We reason with pattern because...

We reason with pattern because pattern is in the world.

Plato uses the metaphor ‘essence is idea’ (not explicitly but implicitly). Likewise, Aristotle uses the metaphor ‘idea is essence’. Plato considers that the highest reality consists in ideas while Aristotle places reality ultimately in the world. The difference in thinking by these two giants of thought rests on the basic axiom deduced from the question ‘does the world take its shape from ideas or do ideas take their shape from the world’. Plato’s axiom is ‘the world takes its shape from ideas’ while Aristotle’s axiom is ‘idea takes its shape from the world’.

Aristotle would say that the structure of rationality is in the world. This conjecture leads to the primary axiom of classical symbolic logic NOT [f(a) and NOT f(a)]. This is the law of non contradiction. “It is not the case that an entity a both has the property F and does not have the property F”. This is not only a truth about reason but is also a truth about the world.

Aristotle the “Father of Logic” says that ‘logic is the logic of the world’. In other words “the principles of reason are the principles of the world”. The principles by which the human mind functions are derived from the principles that underlay the world.
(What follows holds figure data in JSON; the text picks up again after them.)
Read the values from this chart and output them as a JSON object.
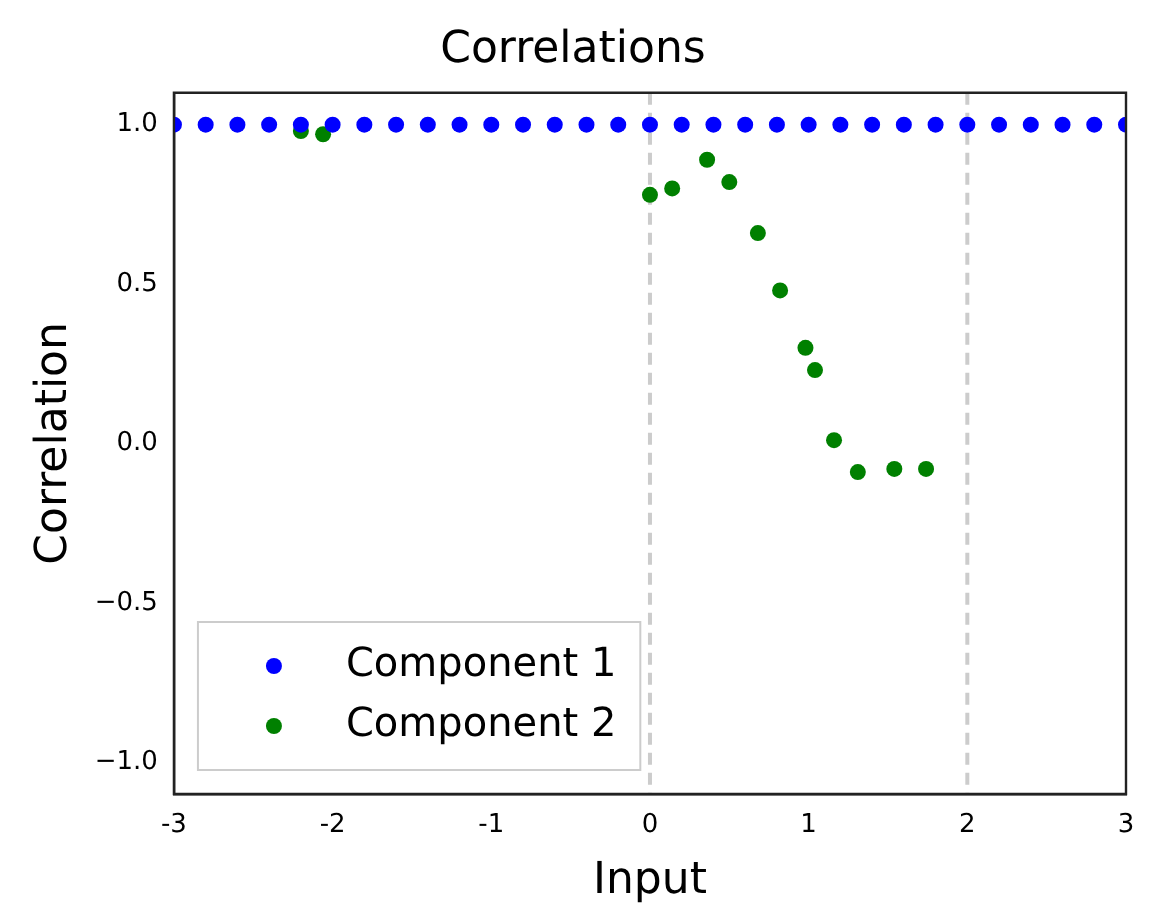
{
  "chart_data": {
    "type": "scatter",
    "title": "Correlations",
    "xlabel": "Input",
    "ylabel": "Correlation",
    "xlim": [
      -3,
      3
    ],
    "xticks": [
      -3,
      -2,
      -1,
      0,
      1,
      2,
      3
    ],
    "ylim": [
      -1.1,
      1.1
    ],
    "yticks": [
      {
        "value": -1,
        "label": "−1.0"
      },
      {
        "value": -0.5,
        "label": "−0.5"
      },
      {
        "value": 0,
        "label": "0.0"
      },
      {
        "value": 0.5,
        "label": "0.5"
      },
      {
        "value": 1,
        "label": "1.0"
      }
    ],
    "grid": false,
    "legend": "bottom left",
    "marker": "circle",
    "ref_lines": [
      {
        "axis": "x",
        "value": 0,
        "color": "#cccccc",
        "line_style": "dashed"
      },
      {
        "axis": "x",
        "value": 2,
        "color": "#cccccc",
        "line_style": "dashed"
      }
    ],
    "series": [
      {
        "name": "Component 1",
        "color": "#0000ff",
        "x": [
          -3,
          -2.8,
          -2.6,
          -2.4,
          -2.2,
          -2,
          -1.8,
          -1.6,
          -1.4,
          -1.2,
          -1,
          -0.8,
          -0.6,
          -0.4,
          -0.2,
          0,
          0.2,
          0.4,
          0.6,
          0.8,
          1,
          1.2,
          1.4,
          1.6,
          1.8,
          2,
          2.2,
          2.4,
          2.6,
          2.8,
          3
        ],
        "values": [
          1,
          1,
          1,
          1,
          1,
          1,
          1,
          1,
          1,
          1,
          1,
          1,
          1,
          1,
          1,
          1,
          1,
          1,
          1,
          1,
          1,
          1,
          1,
          1,
          1,
          1,
          1,
          1,
          1,
          1,
          1
        ]
      },
      {
        "name": "Component 2",
        "color": "#008000",
        "x": [
          -2.2,
          -2.06,
          0,
          0.14,
          0.36,
          0.5,
          0.68,
          0.82,
          0.98,
          1.04,
          1.16,
          1.31,
          1.54,
          1.74
        ],
        "values": [
          0.98,
          0.97,
          0.78,
          0.8,
          0.89,
          0.82,
          0.66,
          0.48,
          0.3,
          0.23,
          0.01,
          -0.09,
          -0.08,
          -0.08
        ]
      }
    ]
  }
}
Ontology, what exists, comes before epistemology, what we know and how we know it. The law of non contradiction is an epistemological principle because it is first an ontological principle. Mother Nature molds the body to fit the world. The mind is embodied thus the mind is molded to fit the world. The mind can grasp the world directly because the mind came into existence just as the body came into existence; both the body and the embodied mind together are an extension of the world.

Aristotle concludes that to perceive something is to actualize that form into mind. Aristotle is “using the common metaphors The Mind is a Container, Understanding is Grasping, and Ideas are Physical Objects.”

From all of this Aristotle created what we might call “container logic”. He equates predication with ‘inclusion’ within a category; he provides us with the implicit metaphor Predication is Containment.

“Containers are image schemas with logical constraints built into their very structure. They are not physical containers, but rather conceptualizations that we impose on space.” Some of these constraints are:
• Given a container and an entity, the entity is either inside or outside and not both at once.
• If Container A is inside Container B, and Entity C is inside Container A, then Entity C is inside Container B.
• If Container A is inside Container B and Entity C is outside Container B, then Entity C is outside Container A.

All of these form the basis for the well known logical principles “The Law of Excluded Middle”, “Modus Ponens”, and “Modus Tollens”. These laws form the basics of syllogisms, which is the fundamental form of reasoning. The syllogism is the central engine of scientific explanation.